En cambio, en los relatos del Evangelio de San Juan, la figura del discípulo amado aparece como la figura ideal, perfecta, ubicada, modelo de discípulo. Es el único de los seguidores del Señor que nunca aparece fuera de lugar, ni es reprendido por Jesús. Esto último es lo que nos termina de convencer de que no puede ser el apóstol Juan. Y tampoco de ninguno de los demás discípulos conocidos. Es demasiado perfecto y demasiado brillante. Cumple siempre una actuación tan correcta y virtuosa, que no parece ser alguien del círculo de los doce apóstoles de Jesús.

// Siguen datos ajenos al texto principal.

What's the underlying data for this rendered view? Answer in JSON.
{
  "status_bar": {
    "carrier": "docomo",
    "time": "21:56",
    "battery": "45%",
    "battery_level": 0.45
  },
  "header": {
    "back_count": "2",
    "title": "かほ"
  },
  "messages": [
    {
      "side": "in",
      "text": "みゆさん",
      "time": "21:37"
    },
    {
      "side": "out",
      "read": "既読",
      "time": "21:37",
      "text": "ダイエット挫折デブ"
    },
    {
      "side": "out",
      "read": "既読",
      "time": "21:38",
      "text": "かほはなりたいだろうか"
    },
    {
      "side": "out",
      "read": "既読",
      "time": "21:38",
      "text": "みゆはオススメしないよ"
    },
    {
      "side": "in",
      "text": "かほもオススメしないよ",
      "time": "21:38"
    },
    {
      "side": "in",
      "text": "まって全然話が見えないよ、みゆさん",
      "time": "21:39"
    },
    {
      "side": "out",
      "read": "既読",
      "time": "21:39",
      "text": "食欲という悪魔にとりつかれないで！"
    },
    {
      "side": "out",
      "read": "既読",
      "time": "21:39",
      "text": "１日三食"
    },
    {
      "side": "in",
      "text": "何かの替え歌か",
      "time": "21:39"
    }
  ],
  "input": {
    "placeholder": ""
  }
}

El discípulo amado, así como está relatado en el IV Evangelio, se nos ofrece como un símbolo de lo que debería ser todo discípulo, todo seguidor de Jesús, como una persona que resume a todos aquellos que, a lo largo de la historia, se esfuerzan por vivir como el Maestro ordenó. Ellos son los “amados de Jesús”. San Juan nos ofrece, en la presentación de este excepcional discípulo, un personaje sin rostro y anónimo, en el cual nos podemos identificar y sentirnos, como él, muy queridos por Jesús.